How can demand responses be integrated into the market?

The market will be most efficient if it has significant participation by end-use customers.  Price spikes may be mitigated if end users who value the service less than the price are technically and institutionally capable of bidding load reductions into the spot market or the longer-term markets.

There are both institutional and technical impediments to widespread demand-side participation. and The latter are unlikely to be resolved until the incentive is created by the resolution of the former.  Industrial customers have had experience with interruptible rates and are most easily capable of participating in a demand bidding market.  Smaller customers, who may have the ability at the least to shift loads with the proper incentives, typically do not have access to the technology that would allow them to participate significantly in such a market.  This segment of the market is most likely to participate through the mediating actions of the aggregator, whether a new marketer or the existing distribution utility. 

Who has responsibility for load service?

A potentially significant impediment to suppliers’ entrance into the market is uncertainty about responsibility for load service in the future.  Most distribution utilities in the Northwest remain responsible for meeting all loads placed on them by the customers they serve.  But with the advent of retail access, these utilities do not know who they will be responsible for serving in the future, nor do they know when that transition will take place.  A reasonable response in these circumstances is to limit capital commitments for loads that might quickly depart.

This response, in turn, changes the kinds of markets that are available to future generators, because it shifts the risk of capital expenditure from the utility and its customers to the supplier.  This circumstance raises the importance of the market structure into which generators will sell, because it means either that they will have to rely more on spot market transactions or that they will need some other mechanism to off-load the spot market risk to those more able and willing to bear it.  Either case requires a transparent and liquid spot market and the latter requires, in addition, other financial mechanisms, like a well developed derivatives market.
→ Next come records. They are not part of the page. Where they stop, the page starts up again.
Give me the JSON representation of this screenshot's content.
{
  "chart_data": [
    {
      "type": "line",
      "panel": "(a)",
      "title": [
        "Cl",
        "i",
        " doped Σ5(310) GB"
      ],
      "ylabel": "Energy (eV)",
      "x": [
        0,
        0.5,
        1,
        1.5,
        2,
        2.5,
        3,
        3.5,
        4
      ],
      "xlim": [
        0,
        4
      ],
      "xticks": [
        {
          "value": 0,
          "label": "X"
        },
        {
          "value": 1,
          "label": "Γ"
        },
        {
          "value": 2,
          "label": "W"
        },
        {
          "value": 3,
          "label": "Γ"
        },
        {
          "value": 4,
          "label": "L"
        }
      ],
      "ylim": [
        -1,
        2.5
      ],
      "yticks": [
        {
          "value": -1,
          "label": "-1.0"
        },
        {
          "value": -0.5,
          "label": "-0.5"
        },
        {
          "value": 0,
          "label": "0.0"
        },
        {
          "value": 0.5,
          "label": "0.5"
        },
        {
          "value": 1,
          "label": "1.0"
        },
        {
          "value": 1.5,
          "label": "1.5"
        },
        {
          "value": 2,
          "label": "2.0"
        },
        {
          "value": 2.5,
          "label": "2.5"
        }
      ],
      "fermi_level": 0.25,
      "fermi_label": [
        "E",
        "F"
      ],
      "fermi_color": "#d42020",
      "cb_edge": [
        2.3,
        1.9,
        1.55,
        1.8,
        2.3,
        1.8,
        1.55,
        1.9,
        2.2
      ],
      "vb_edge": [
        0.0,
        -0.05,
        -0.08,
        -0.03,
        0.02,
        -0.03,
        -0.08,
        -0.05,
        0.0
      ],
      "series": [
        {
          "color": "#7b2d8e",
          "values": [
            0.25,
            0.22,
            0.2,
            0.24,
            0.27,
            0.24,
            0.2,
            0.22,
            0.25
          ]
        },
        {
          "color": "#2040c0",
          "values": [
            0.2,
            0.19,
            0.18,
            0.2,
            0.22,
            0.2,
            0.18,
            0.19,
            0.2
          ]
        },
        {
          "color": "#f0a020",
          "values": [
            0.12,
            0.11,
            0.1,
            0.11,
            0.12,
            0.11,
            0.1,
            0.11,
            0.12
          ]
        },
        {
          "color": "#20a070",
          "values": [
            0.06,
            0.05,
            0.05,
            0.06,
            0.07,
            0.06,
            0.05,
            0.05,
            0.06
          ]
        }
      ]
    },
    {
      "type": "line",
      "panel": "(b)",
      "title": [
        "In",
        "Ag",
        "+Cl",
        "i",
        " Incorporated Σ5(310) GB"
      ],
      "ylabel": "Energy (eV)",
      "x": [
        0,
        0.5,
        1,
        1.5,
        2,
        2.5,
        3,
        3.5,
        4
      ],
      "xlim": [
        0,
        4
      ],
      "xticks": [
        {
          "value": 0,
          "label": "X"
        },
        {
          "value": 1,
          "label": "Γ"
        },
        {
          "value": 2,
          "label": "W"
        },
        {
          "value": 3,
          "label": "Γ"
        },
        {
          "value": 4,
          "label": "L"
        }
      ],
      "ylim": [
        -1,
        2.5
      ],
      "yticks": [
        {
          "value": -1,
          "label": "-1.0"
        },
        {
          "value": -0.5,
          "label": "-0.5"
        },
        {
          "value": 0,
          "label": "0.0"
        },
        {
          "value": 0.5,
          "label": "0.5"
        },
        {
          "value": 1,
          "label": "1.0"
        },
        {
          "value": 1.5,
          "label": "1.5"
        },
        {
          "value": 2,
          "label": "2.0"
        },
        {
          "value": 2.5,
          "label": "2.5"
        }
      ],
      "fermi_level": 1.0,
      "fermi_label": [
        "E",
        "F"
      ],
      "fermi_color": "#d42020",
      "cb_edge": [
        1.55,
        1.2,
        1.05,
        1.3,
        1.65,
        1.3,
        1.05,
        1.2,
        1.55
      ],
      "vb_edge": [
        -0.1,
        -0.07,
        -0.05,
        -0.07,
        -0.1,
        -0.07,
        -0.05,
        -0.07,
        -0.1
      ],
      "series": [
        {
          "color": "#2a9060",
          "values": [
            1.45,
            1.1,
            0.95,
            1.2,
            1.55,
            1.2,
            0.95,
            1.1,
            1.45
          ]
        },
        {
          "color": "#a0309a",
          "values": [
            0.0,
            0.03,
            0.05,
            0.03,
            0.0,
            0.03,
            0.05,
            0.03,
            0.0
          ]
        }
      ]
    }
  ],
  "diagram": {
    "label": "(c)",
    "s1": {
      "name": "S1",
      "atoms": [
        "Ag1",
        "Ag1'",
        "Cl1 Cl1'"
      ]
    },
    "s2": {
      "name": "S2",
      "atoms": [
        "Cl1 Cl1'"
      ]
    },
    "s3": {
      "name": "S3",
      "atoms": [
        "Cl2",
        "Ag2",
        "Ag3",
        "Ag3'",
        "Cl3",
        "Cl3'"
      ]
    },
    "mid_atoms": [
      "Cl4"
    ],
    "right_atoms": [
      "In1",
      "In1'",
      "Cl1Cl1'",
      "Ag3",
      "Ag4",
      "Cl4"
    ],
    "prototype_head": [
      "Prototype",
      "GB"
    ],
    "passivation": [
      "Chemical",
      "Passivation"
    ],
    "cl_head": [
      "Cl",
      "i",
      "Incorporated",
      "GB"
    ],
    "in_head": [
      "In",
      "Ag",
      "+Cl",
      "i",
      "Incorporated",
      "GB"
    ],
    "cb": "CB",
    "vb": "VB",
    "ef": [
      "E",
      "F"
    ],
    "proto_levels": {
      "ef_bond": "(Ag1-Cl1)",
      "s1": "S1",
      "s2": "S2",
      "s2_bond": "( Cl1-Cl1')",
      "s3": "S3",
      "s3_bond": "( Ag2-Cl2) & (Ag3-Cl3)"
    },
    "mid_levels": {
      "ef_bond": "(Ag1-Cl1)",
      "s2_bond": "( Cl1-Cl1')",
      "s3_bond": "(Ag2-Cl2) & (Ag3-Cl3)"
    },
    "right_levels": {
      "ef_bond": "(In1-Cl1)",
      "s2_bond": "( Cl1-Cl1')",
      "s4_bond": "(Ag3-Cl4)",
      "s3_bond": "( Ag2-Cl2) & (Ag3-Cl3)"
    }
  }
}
The important thing is not that either traditional utilities and their customers or generation suppliers should bear the capital risk of fluctuating market prices, but that some efficient mechanism is available for market participants to choose the level of this risk that they are willing to bear.  Uncertainty is the enemy of developing this efficient mechanism.

At the wholesale level, Bonneville retains a statutory responsibility to meet the loads of the public agency and IOU residential and small farm customers that are placed on it (with some flexibility in the manner and price of service).  Similar concerns apply to Bonneville’s response to the uncertainty about future wholesale loads it faces.

How does information about transmission constraints get conveyed to the market?

Transmission constraints affect the ability of generation to serve loads in specific locations.  The market prices need to reflect this so that generation is not inadvertently sited with the expectation of being able to serve a market that it will actually not be able to serve.  This means that some form of transmission pricing that accurately conveys scarcity of transmission capacity is needed.  Examples are congestion pricing, auctions of transmission path capacity and so forth.